Mining Gold from Big Data with Text Analytics

15 Feb 2012
Blog

Sunday’s New York Times featured a news analysis article about the age of big data and how that means more analysis and technologies are being applied to domains which formerly seemed removed from data crunching—political science, sports, advertising, public health, and more. Technology reporter Steve Lohr highlights “a drift toward data-driven discovery and decision-making.”

Although the article emphasizes number crunching, at Basis Technology we’ve seen this same “drift” across a number of industries as companies attempt to extract value from massive amounts of unstructured text data. We consider this trend to be a validation of our approach to text analytics. Our earliest product customers were web search engines like Lycos, Google, and Bing—the first online technologies to encounter “big data”—and we now work with companies monitoring tweets, blogs and other social media. These companies, and the government agencies we also work with, all deal with the problem of slicing and dicing oceans of text data to find useful tidbits (search engines and compliance) or to come to an aggregate understanding of the whole data set (business intelligence and social media monitoring).

Recently, we’ve seen businesses sit up and take notice of one tool in particular, entity extraction—the automatic extraction of people, places, organizations and other “significant” categories from text. This text analytics tool has been around a long time, but it’s only now that we are seeing a broad range of industries adopting it. In social media analysis, entities are mapped to sentiment (think entities like “Dunkin Donuts” being linked to social media comments). Plugging entity extraction into government intelligence, may reveal trends and patterns based on the rise and ebb of entities. Publishing may use entities found in unstructured text to link disparate data sources via common entities.

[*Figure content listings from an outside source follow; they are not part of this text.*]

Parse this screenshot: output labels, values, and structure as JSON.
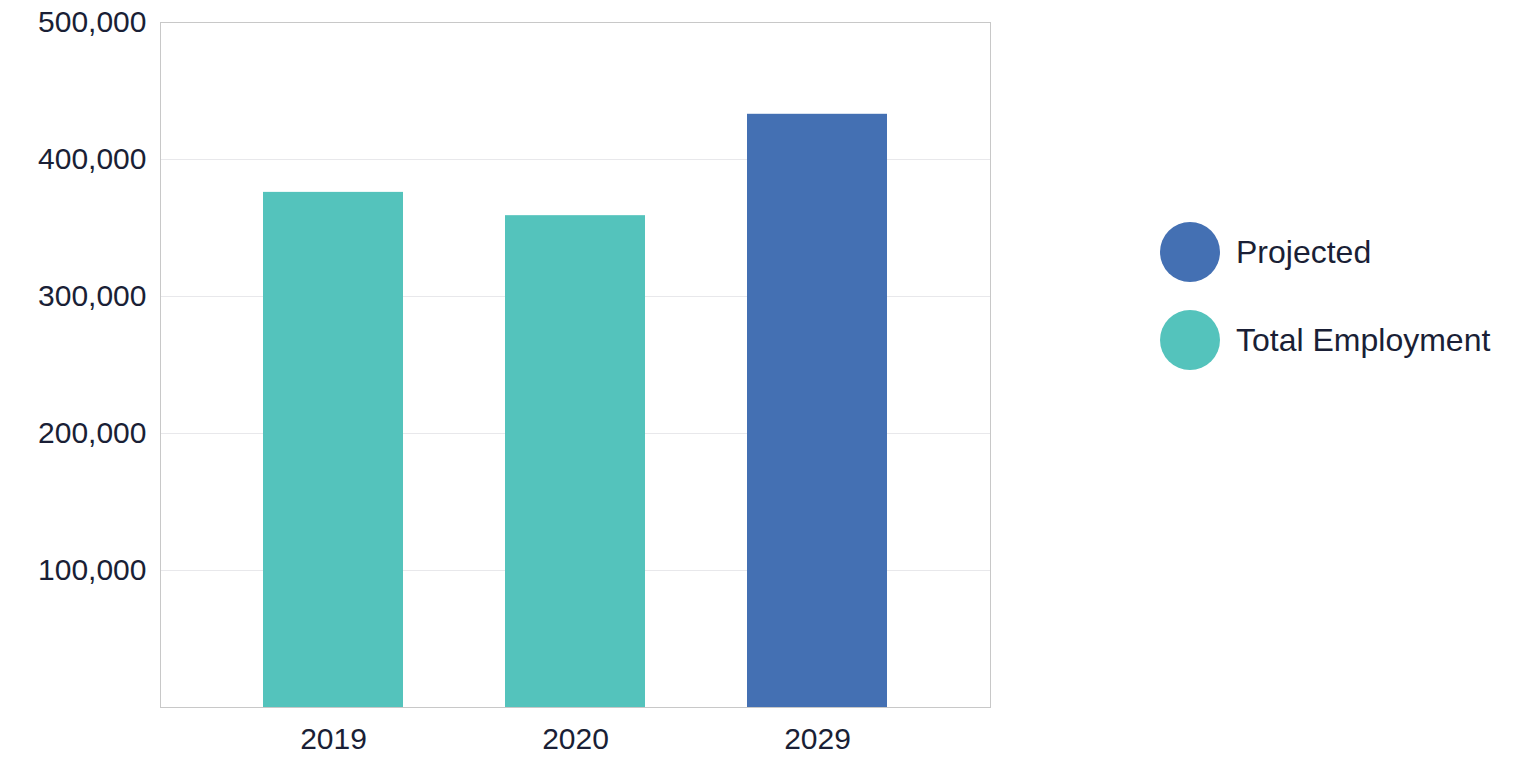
{
  "chart_data": {
    "type": "bar",
    "categories": [
      "2019",
      "2020",
      "2029"
    ],
    "series": [
      {
        "name": "Projected",
        "color": "#4470b3",
        "values": [
          null,
          null,
          433000
        ]
      },
      {
        "name": "Total Employment",
        "color": "#54c3bc",
        "values": [
          376000,
          359000,
          null
        ]
      }
    ],
    "ylim": [
      0,
      500000
    ],
    "yticks": [
      {
        "value": 100000,
        "label": "100,000"
      },
      {
        "value": 200000,
        "label": "200,000"
      },
      {
        "value": 300000,
        "label": "300,000"
      },
      {
        "value": 400000,
        "label": "400,000"
      },
      {
        "value": 500000,
        "label": "500,000"
      }
    ],
    "grid": true,
    "legend": "right"
  }
}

Lohr’s article quotes a January report by the World Economic Forum in Davos, Switzerland which “declared data a new class of economic asset, like currency or gold.” As we’ve seen with our customers though, having big data, without an automated way to get through it all is like possessing a vein of gold embedded in a mountain. Text analytics is making it possible to aggregate and annotate existing information, link between information repositories, and provide a comprehensive view of the data to the end user.

This point was also highlighted by Andrew Jordan, the CTO and COO of the Accelus division of Thomson Reuters inan interview with the BBC, where he describes their “Content Marketplace” initiative which enables better access to data across their organization. Jordan describes this initiative as “[creating] something bigger than the sum of the parts.” We think that’s a good summary of the value of big data technologies.